Un triste día de otoño,
manto de nubes plomizas
el caballero volvió,
con un rictus de agonía,
sin chambergo ni caballo,
las espuelas deslucidas,
y llevando en la mirada
una locura vacía.
La doncella enamorada
sale a su encuentro con prisa.
-Caballero, caballero,
tu regreso no sabía.
La virgen me habrá escuchado
y ha preservado tu vida.
Ahora podremos casarnos
y curarás tus heridas.
-Mis heridas son del alma:
he cedido a la codicia,
he asesinado a inocentes.
Esta guerra era una orgía
de maldades sin sentido
y horrorosas fechorías.
Dicen que hemos ganado,
yo no he perdido la vida,
pero he manchado mis manos,
con terribles felonías.
Mi alma, que tuya era,
por allá quedó perdida.
Voy a dedicar a orar
lo que me quede de vida.
Y el caballero marchó
rumbo a cercana abadía
con sayal de tela ruda
cicatriz en la mejilla
descalzos los fríos pies
y la cabeza abatida.
La doncella en su aposento
llora su boda perdida
y gasta su juventud
ante una vela encendida.
Es lo que tienen las guerras,
Que siempre dejan heridas
que aunque no sean en carne
matan en lenta agonía.





Mabel
Muy buen poema. Un abrazo Marisol y mi voto desde Andalucía
GermánLage
Una bella historia cantada en verso a la antigua usanza. Me ha parecido muy hermosa, Sol, y un magnífico alegato contra la guerra, pues toda guerra es “una orgía de maldades sin sentido”.

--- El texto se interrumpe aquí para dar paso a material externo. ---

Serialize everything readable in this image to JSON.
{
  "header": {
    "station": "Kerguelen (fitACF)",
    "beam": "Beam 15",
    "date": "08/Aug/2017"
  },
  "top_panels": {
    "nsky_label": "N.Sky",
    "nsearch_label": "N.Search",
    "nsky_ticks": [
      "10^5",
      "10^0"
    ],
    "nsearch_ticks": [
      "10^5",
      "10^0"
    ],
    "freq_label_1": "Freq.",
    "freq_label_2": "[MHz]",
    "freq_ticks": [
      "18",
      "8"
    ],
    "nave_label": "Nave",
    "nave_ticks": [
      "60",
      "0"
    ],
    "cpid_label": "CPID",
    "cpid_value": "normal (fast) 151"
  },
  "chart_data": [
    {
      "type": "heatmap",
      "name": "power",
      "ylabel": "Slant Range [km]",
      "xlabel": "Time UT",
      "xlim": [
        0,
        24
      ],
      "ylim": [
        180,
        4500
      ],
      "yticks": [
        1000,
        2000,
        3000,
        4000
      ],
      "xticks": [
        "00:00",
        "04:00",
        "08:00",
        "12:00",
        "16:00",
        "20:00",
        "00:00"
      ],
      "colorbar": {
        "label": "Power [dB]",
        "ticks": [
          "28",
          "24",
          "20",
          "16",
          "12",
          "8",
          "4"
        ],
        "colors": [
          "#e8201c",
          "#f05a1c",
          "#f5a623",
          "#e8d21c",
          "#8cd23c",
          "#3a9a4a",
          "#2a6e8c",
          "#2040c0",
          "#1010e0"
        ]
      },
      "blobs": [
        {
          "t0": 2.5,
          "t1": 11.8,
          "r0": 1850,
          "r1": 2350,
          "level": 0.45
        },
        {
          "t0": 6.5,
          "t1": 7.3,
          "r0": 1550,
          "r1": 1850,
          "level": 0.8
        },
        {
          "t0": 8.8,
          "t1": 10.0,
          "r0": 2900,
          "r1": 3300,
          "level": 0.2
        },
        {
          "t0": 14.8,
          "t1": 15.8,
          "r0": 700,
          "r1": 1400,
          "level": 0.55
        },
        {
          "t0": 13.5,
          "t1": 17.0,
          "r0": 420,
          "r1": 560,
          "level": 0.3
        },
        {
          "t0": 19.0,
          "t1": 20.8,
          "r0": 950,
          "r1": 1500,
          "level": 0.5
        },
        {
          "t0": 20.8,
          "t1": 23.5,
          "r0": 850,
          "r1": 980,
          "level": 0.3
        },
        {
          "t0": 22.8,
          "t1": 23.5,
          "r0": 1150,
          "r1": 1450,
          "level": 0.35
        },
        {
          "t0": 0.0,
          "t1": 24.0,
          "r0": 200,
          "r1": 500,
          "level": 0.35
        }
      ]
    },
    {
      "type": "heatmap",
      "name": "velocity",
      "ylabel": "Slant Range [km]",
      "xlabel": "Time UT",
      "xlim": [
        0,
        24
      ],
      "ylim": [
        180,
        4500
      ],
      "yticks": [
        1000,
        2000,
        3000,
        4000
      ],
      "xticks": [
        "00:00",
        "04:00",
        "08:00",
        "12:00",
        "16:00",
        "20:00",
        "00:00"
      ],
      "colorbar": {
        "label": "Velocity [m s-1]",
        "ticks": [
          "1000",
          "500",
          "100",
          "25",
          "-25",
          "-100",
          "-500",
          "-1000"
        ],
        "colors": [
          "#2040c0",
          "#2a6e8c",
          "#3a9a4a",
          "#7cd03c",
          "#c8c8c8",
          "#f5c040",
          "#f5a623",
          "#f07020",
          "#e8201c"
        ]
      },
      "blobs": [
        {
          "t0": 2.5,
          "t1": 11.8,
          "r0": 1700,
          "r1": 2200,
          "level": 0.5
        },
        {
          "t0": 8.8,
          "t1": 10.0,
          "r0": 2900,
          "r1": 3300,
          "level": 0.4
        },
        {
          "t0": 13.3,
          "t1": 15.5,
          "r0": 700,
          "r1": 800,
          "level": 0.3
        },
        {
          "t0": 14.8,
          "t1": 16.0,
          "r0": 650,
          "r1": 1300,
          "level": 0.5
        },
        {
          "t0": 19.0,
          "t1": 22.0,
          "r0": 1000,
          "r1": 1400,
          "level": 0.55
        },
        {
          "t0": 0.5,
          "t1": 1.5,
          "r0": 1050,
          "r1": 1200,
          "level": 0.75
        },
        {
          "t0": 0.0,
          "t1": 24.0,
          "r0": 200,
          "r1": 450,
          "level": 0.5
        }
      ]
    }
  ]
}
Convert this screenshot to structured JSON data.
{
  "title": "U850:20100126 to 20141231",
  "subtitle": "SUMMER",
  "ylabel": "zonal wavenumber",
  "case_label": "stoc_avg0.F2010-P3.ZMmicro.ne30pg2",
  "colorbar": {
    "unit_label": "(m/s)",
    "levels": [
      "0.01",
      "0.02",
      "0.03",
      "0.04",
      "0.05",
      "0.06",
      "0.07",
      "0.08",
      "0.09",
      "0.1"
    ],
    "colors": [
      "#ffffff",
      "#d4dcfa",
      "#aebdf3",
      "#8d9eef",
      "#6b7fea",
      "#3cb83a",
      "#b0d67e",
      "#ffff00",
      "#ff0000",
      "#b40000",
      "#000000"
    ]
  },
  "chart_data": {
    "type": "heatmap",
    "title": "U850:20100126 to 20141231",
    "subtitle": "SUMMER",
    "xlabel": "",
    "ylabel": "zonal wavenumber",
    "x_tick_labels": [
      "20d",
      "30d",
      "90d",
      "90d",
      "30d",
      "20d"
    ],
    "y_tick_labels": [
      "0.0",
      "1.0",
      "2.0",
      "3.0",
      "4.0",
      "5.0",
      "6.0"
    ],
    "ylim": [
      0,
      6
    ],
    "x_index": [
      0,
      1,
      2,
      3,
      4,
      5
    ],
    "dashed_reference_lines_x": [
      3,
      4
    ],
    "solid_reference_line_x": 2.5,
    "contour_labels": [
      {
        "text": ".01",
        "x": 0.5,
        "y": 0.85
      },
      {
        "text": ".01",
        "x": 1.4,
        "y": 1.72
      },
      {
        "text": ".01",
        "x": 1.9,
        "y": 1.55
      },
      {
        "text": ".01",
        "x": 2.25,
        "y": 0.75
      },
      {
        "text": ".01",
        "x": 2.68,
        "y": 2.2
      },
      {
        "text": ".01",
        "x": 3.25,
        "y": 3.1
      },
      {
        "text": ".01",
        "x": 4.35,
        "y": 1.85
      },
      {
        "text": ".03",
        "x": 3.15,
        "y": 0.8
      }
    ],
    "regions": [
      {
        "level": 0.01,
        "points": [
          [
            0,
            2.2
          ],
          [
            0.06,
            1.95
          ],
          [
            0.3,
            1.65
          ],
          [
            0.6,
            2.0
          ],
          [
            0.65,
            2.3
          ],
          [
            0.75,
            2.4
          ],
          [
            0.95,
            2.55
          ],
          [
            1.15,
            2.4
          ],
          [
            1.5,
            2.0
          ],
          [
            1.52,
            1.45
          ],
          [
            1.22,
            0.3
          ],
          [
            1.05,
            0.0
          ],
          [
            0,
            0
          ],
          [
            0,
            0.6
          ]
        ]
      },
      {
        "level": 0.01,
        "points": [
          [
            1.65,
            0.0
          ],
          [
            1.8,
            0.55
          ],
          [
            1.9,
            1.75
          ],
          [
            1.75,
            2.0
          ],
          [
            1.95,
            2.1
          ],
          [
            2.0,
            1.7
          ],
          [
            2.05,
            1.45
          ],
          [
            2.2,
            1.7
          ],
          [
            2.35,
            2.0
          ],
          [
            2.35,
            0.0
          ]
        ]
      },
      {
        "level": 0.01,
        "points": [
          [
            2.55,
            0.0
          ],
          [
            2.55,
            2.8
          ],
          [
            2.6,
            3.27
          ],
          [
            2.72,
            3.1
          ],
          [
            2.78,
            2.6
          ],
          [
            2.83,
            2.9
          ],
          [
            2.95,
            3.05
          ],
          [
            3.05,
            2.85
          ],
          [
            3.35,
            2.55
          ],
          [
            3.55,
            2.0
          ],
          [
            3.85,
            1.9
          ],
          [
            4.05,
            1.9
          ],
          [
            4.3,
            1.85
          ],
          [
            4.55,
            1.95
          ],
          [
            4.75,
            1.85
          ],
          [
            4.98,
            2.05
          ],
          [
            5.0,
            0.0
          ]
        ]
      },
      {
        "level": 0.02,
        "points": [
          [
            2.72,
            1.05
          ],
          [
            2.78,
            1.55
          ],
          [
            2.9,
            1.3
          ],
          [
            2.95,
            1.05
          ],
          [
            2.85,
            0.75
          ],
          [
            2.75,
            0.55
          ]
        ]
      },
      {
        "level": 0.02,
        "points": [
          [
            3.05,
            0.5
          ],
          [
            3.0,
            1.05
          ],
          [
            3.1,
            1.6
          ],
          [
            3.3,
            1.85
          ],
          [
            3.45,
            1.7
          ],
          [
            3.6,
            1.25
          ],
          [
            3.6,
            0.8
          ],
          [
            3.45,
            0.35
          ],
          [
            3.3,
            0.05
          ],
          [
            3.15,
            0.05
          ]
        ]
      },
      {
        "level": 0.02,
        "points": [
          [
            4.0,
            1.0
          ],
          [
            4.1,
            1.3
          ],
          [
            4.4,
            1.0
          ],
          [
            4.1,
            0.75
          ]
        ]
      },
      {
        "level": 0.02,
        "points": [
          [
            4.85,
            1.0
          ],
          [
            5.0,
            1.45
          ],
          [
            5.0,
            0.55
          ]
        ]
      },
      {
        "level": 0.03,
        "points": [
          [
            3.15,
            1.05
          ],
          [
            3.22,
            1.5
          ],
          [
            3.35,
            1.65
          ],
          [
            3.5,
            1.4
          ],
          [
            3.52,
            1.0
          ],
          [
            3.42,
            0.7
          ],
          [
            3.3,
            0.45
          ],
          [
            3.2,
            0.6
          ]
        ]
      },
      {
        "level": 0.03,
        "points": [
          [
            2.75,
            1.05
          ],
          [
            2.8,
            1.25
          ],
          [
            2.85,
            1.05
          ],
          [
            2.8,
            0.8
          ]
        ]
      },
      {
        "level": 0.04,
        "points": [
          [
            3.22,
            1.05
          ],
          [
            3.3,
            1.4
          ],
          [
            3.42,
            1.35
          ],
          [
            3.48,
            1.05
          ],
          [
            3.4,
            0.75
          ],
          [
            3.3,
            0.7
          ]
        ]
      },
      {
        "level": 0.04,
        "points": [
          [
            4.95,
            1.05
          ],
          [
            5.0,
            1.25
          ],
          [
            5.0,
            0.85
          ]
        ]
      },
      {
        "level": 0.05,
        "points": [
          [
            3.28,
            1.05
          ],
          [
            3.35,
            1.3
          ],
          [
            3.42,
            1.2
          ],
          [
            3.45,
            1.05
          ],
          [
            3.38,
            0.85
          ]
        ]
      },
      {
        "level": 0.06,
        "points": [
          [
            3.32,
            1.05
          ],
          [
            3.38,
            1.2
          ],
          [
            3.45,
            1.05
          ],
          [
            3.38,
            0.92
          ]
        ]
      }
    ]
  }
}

Mi cordial saludo y mi voto.
Albatros Negro
Me has puesto a reflexionar con tu poema. Es verdad, en una guerra nadie gana, solo se sobrevive.
YCAN
Es bellísimo tu poema, Sol. Tiene matices muy lorquianos, por momentos, me recordó aquélla pregunta de Yerma: “María: ¿Por qué pasas tan de prisa por mi puerta?” y también, me recuerda los tonos de Becquer. Es muy hermoso tu poema. Mi voto para ti y mis saludos.